The tax year end for 2022-23 is fast approaching and with significant freezes or reductions for many tax bands, allowances and exemptions now is an important time for Self Employed and Directors to check they are making use of of all the reliefs available to them for the year 22-23.

ISAs
If you have savings, you currently have an available annual allowance of £20,000 to utilise in tax free interest "cash" or "stocks and shares" savings accounts. There are also LISAs available.
LISAs
Lifetime ISAs (LISAs) are available for those aged from 18 up to 40 years-old to apply for (with a maximum of £4000 in contribution allowed per year, which count towards the £20,000 ISA allowance). LISAs are backed by the government the government will add an extra 25% bonus up to a maximum of £1000 per year until you are 40 years old.
You can withdraw money from your ISA if you’re:
- buying your first home
- aged 60 or over
- terminally ill, with less than 12 months to live
You will have to pay a fee of 25% on the value of the withdrawal amount of your cash or assets for reasons other than the above (also known as making an unauthorised withdrawal). This recovers the government bonus you received on your original savings.
Pensions
You have an annual pension contribution allowance for tax relief of up to £40,000 or 100% of your gross yearly earnings, whichever is the lower. You may also be able to contribute more to your pension for the year, if you did not use up your annual allowance amount for any of the preceding three years.
If your pension contributions are taken after tax and you are on a higher rate tax band, you get the first 20% tax relief back automatically and then need to claim the rest back from HMRC through your Self Assessment tax return.

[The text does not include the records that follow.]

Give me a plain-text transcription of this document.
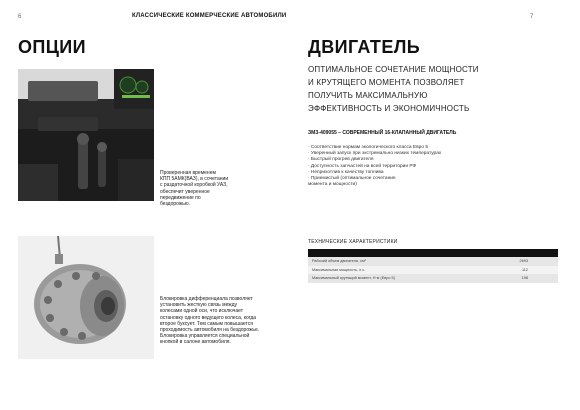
6	КЛАССИЧЕСКИЕ КОММЕРЧЕСКИЕ АВТОМОБИЛИ	7
ОПЦИИ	ДВИГАТЕЛЬ
Проверенная временем
КПП 5АМК(ВАЗ), в сочетании
с раздаточной коробкой УАЗ,
обеспечит уверенное
передвижение по
бездорожью.
Блокировка дифференциала позволяет
установить жесткую связь между
колесами одной оси, что исключает
остановку одного ведущего колеса, когда
второе буксует. Тем самым повышается
проходимость автомобиля на бездорожье.
Блокировка управляется специальной
кнопкой в салоне автомобиля.
ОПТИМАЛЬНОЕ СОЧЕТАНИЕ МОЩНОСТИ
И КРУТЯЩЕГО МОМЕНТА ПОЗВОЛЯЕТ
ПОЛУЧИТЬ МАКСИМАЛЬНУЮ
ЭФФЕКТИВНОСТЬ И ЭКОНОМИЧНОСТЬ
ЗМЗ-409055 – СОВРЕМЕННЫЙ 16-КЛАПАННЫЙ ДВИГАТЕЛЬ
· Соответствие нормам экологического класса Евро 5
· Уверенный запуск при экстремально низких температурах
· Быстрый прогрев двигателя
· Доступность запчастей на всей территории РФ
· Неприхотлив к качеству топлива
· Приемистый (оптимальное сочетание
момента и мощности)
ТЕХНИЧЕСКИЕ ХАРАКТЕРИСТИКИ

Рабочий объем двигателя, см³	2693
Максимальная мощность, л.с.	112
Максимальный крутящий момент, Н·м (Евро 5)	198
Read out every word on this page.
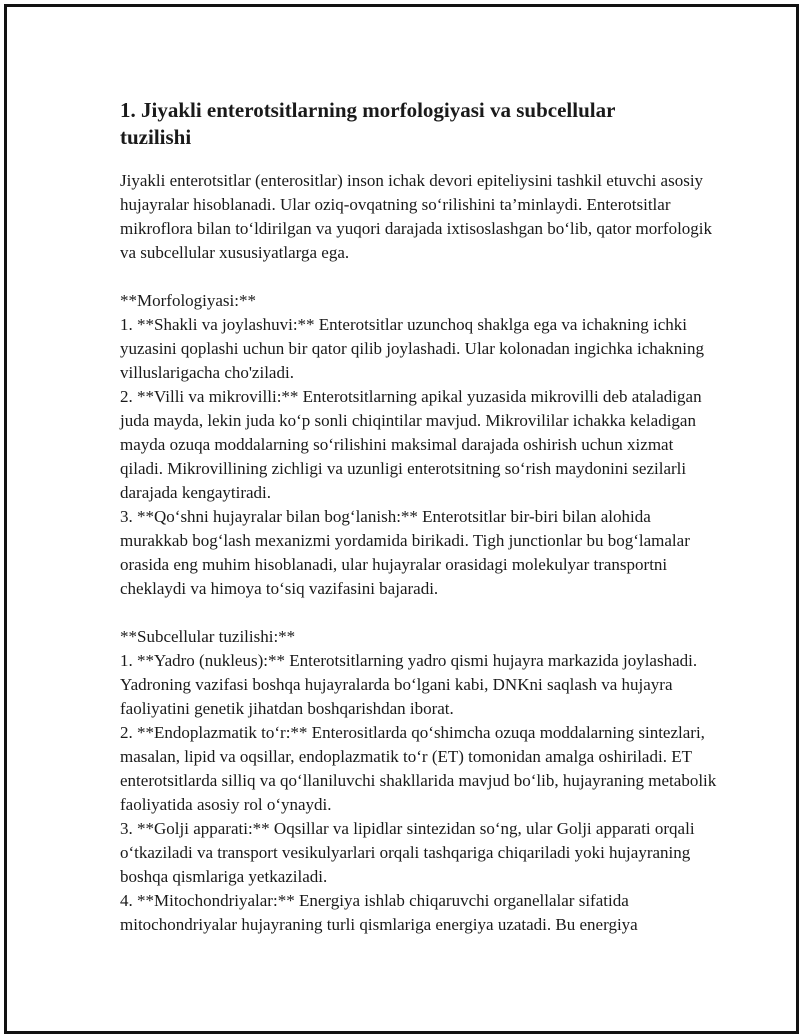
1. Jiyakli enterotsitlarning morfologiyasi va subcellular tuzilishi

Jiyakli enterotsitlar (enterositlar) inson ichak devori epiteliysini tashkil etuvchi asosiy hujayralar hisoblanadi. Ular oziq-ovqatning so‘rilishini ta’minlaydi. Enterotsitlar mikroflora bilan to‘ldirilgan va yuqori darajada ixtisoslashgan bo‘lib, qator morfologik va subcellular xususiyatlarga ega.

**Morfologiyasi:**

1. **Shakli va joylashuvi:** Enterotsitlar uzunchoq shaklga ega va ichakning ichki yuzasini qoplashi uchun bir qator qilib joylashadi. Ular kolonadan ingichka ichakning villuslarigacha cho'ziladi.

2. **Villi va mikrovilli:** Enterotsitlarning apikal yuzasida mikrovilli deb ataladigan juda mayda, lekin juda ko‘p sonli chiqintilar mavjud. Mikrovililar ichakka keladigan mayda ozuqa moddalarning so‘rilishini maksimal darajada oshirish uchun xizmat qiladi. Mikrovillining zichligi va uzunligi enterotsitning so‘rish maydonini sezilarli darajada kengaytiradi.

3. **Qo‘shni hujayralar bilan bog‘lanish:** Enterotsitlar bir-biri bilan alohida murakkab bog‘lash mexanizmi yordamida birikadi. Tigh junctionlar bu bog‘lamalar orasida eng muhim hisoblanadi, ular hujayralar orasidagi molekulyar transportni cheklaydi va himoya to‘siq vazifasini bajaradi.

**Subcellular tuzilishi:**

1. **Yadro (nukleus):** Enterotsitlarning yadro qismi hujayra markazida joylashadi. Yadroning vazifasi boshqa hujayralarda bo‘lgani kabi, DNKni saqlash va hujayra faoliyatini genetik jihatdan boshqarishdan iborat.

2. **Endoplazmatik to‘r:** Enterositlarda qo‘shimcha ozuqa moddalarning sintezlari, masalan, lipid va oqsillar, endoplazmatik to‘r (ET) tomonidan amalga oshiriladi. ET enterotsitlarda silliq va qo‘llaniluvchi shakllarida mavjud bo‘lib, hujayraning metabolik faoliyatida asosiy rol o‘ynaydi.

3. **Golji apparati:** Oqsillar va lipidlar sintezidan so‘ng, ular Golji apparati orqali o‘tkaziladi va transport vesikulyarlari orqali tashqariga chiqariladi yoki hujayraning boshqa qismlariga yetkaziladi.

4. **Mitochondriyalar:** Energiya ishlab chiqaruvchi organellalar sifatida mitochondriyalar hujayraning turli qismlariga energiya uzatadi. Bu energiya
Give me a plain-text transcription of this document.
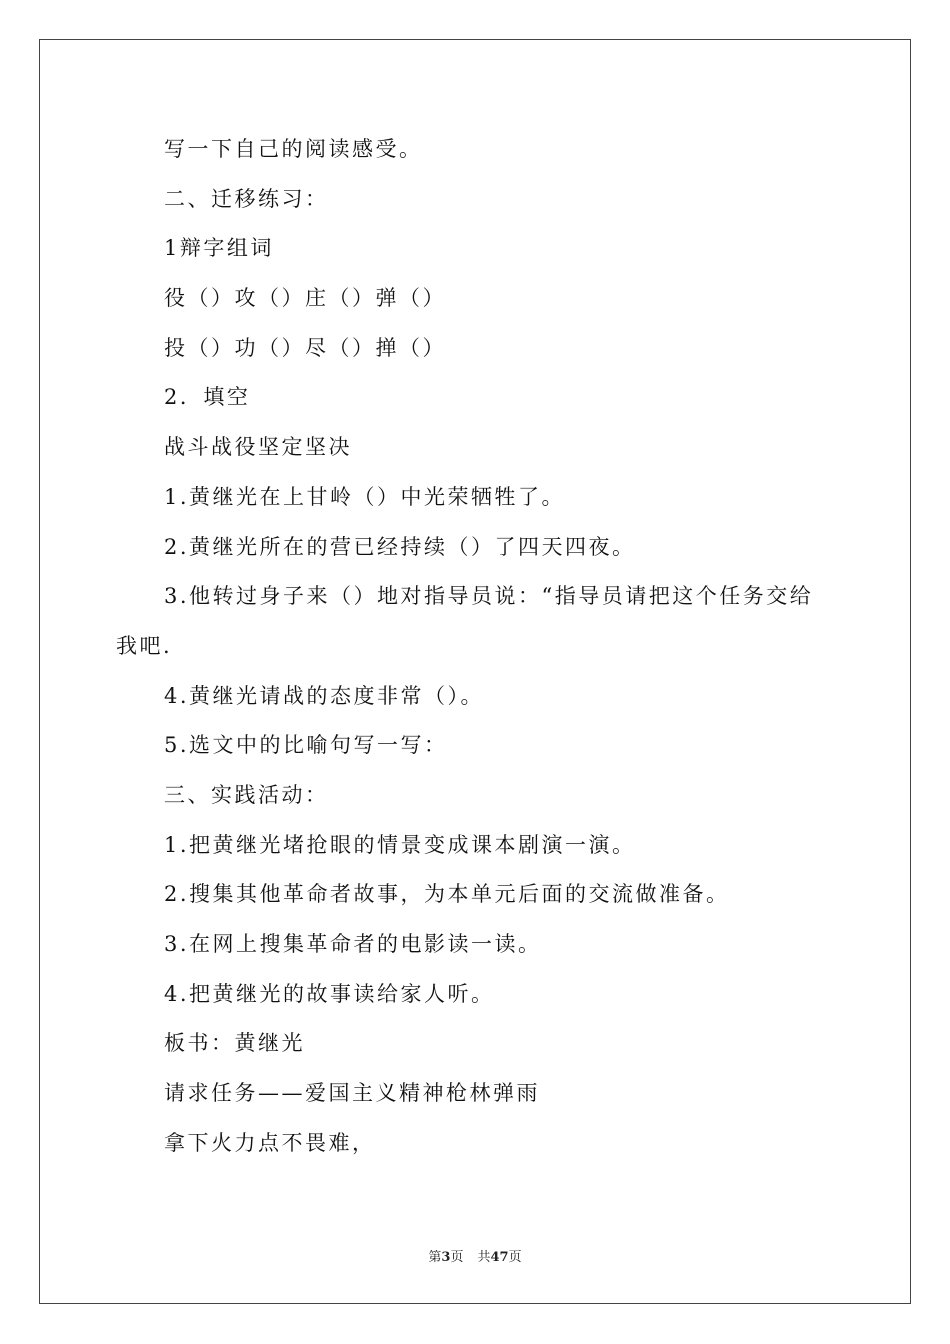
写一下自己的阅读感受。
二、迁移练习：
1辩字组词
役（）攻（）庄（）弹（）
投（）功（）尽（）掸（）
2．填空
战斗战役坚定坚决
1.黄继光在上甘岭（）中光荣牺牲了。
2.黄继光所在的营已经持续（）了四天四夜。
3.他转过身子来（）地对指导员说：“指导员请把这个任务交给
我吧.
4.黄继光请战的态度非常（）。
5.选文中的比喻句写一写：
三、实践活动：
1.把黄继光堵抢眼的情景变成课本剧演一演。
2.搜集其他革命者故事，为本单元后面的交流做准备。
3.在网上搜集革命者的电影读一读。
4.把黄继光的故事读给家人听。
板书：黄继光
请求任务——爱国主义精神枪林弹雨
拿下火力点不畏难，
第3页 共47页
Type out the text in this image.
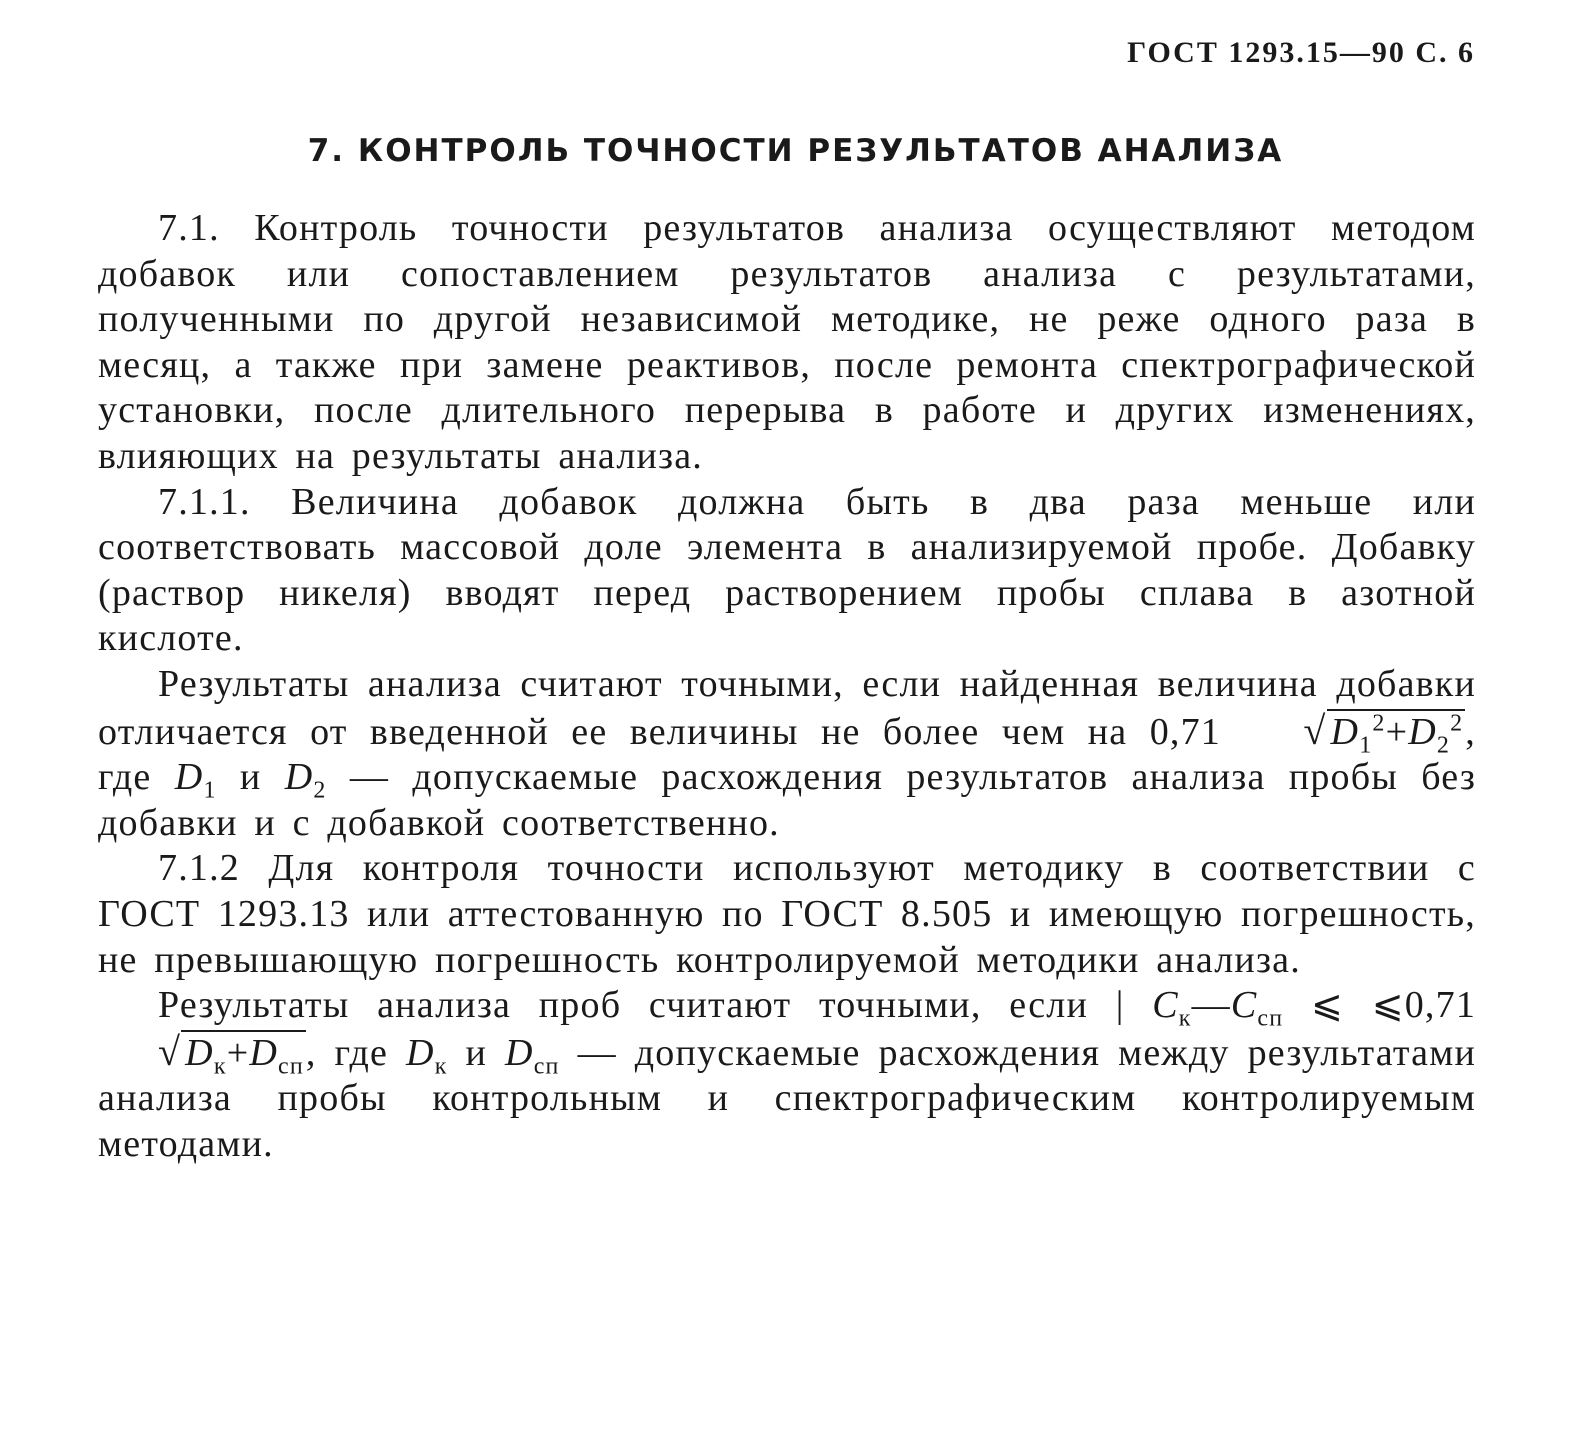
ГОСТ 1293.15—90 С. 6
7. КОНТРОЛЬ ТОЧНОСТИ РЕЗУЛЬТАТОВ АНАЛИЗА

7.1. Контроль точности результатов анализа осуществляют методом добавок или сопоставлением результатов анализа с результатами, полученными по другой независимой методике, не реже одного раза в месяц, а также при замене реактивов, после ремонта спектрографической установки, после длительного перерыва в работе и других изменениях, влияющих на результаты анализа.

7.1.1. Величина добавок должна быть в два раза меньше или соответствовать массовой доле элемента в анализируемой пробе. Добавку (раствор никеля) вводят перед растворением пробы сплава в азотной кислоте.

Результаты анализа считают точными, если найденная величина добавки отличается от введенной ее величины не более чем на 0,71 √ $D_1^2+D_2^2$, где $D_1$ и $D_2$ — допускаемые расхождения результатов анализа пробы без добавки и с добавкой соответственно.

7.1.2 Для контроля точности используют методику в соответствии с ГОСТ 1293.13 или аттестованную по ГОСТ 8.505 и имеющую погрешность, не превышающую погрешность контролируемой методики анализа.

Результаты анализа проб считают точными, если | $C_к—C_{сп}$ ⩽ ⩽0,71√ $D_к+D_{сп}$, где $D_к$ и $D_{сп}$ — допускаемые расхождения между результатами анализа пробы контрольным и спектрографическим контролируемым методами.
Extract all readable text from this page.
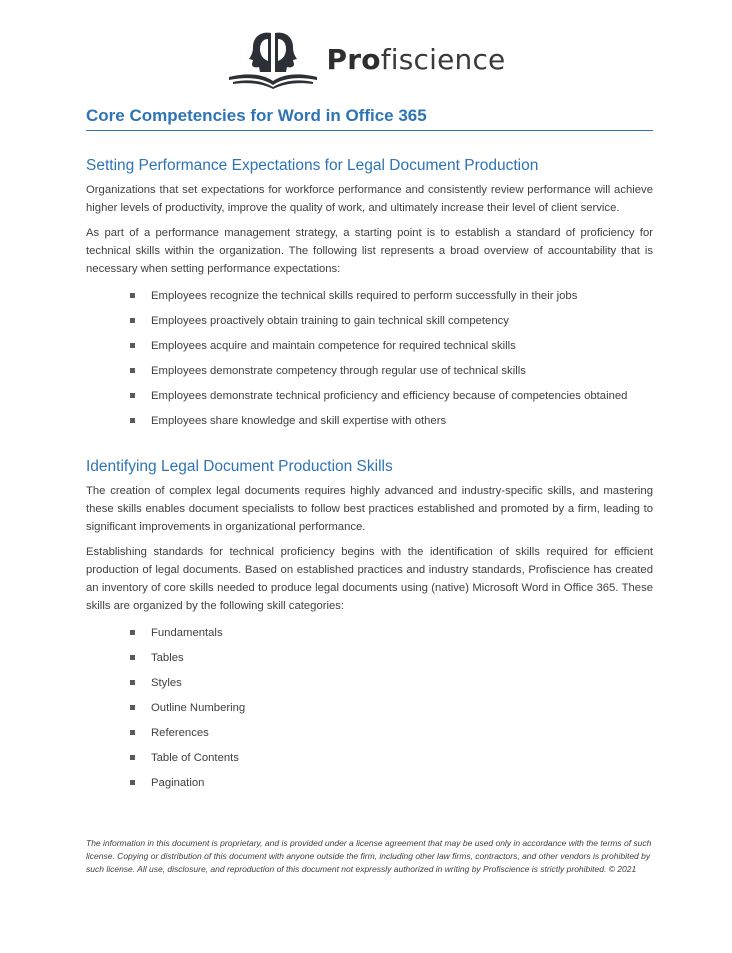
Profiscience
Core Competencies for Word in Office 365
Setting Performance Expectations for Legal Document Production

Organizations that set expectations for workforce performance and consistently review performance will achieve higher levels of productivity, improve the quality of work, and ultimately increase their level of client service.

As part of a performance management strategy, a starting point is to establish a standard of proficiency for technical skills within the organization. The following list represents a broad overview of accountability that is necessary when setting performance expectations:

Employees recognize the technical skills required to perform successfully in their jobs
Employees proactively obtain training to gain technical skill competency
Employees acquire and maintain competence for required technical skills
Employees demonstrate competency through regular use of technical skills
Employees demonstrate technical proficiency and efficiency because of competencies obtained
Employees share knowledge and skill expertise with others
Identifying Legal Document Production Skills

The creation of complex legal documents requires highly advanced and industry-specific skills, and mastering these skills enables document specialists to follow best practices established and promoted by a firm, leading to significant improvements in organizational performance.

Establishing standards for technical proficiency begins with the identification of skills required for efficient production of legal documents. Based on established practices and industry standards, Profiscience has created an inventory of core skills needed to produce legal documents using (native) Microsoft Word in Office 365. These skills are organized by the following skill categories:

Fundamentals
Tables
Styles
Outline Numbering
References
Table of Contents
Pagination
The information in this document is proprietary, and is provided under a license agreement that may be used only in accordance with the terms of such license. Copying or distribution of this document with anyone outside the firm, including other law firms, contractors, and other vendors is prohibited by such license. All use, disclosure, and reproduction of this document not expressly authorized in writing by Profiscience is strictly prohibited. © 2021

You’ll have a reduced (‘tapered’) annual allowance in the current tax year if both:
- your ‘threshold income’ is over £200,000
- your ‘adjusted income’ is over £240,000
For every £2 your adjusted income goes over £240,000, your annual pension allowance for the current tax year reduces by £1. The minimum reduced annual pension allowance you can have in the current tax year is £4,000.
If you do not pay any income tax and are on a low income, your first £2,880 that you pay as a pension contribution will automatically be given a 20% tax relief, if your pension provider claims "relief at source" for you.
Please remember any income in excess of £100,000 begins to gradually reduce your personal income allowance levels (£1 reduction in allowance for every £2 increase in salary), so you effectively incur a tax of 60% on that income.
As well as above, it was announced in November 2022 that the new starting level for additional rate tax (45%) at £125,140, effective 6 April 2023.
Utilising your pension contribution allowance can potentially reduce your adjusted net income and provide tax relief for the above scenarios.
Other Considerations
If you have assets that increased in value, you should consider disposing them in this current tax year as the £12,300 Capital Gains Tax annual exemption (£6,150 for Trusts) will reduce to £6,000 (£3,000 for Trusts) on 6th April 2023.
If you have capital losses, you should consider whether to delay disposal of them so they can help offset capital gains efficiently in the future.
The tax-free dividend allowance will also be reducing, while corporation tax is increasing, so directors and shareholders should review to see if the way they are currently extract income from the company is still tax efficient.
With the corporation tax rate increasing from 6th April 2023, questions on whether the company should pay an employee pension contribution or have it paid via Salary Sacrifice needs to be considered for the NIC savings which can be passed on.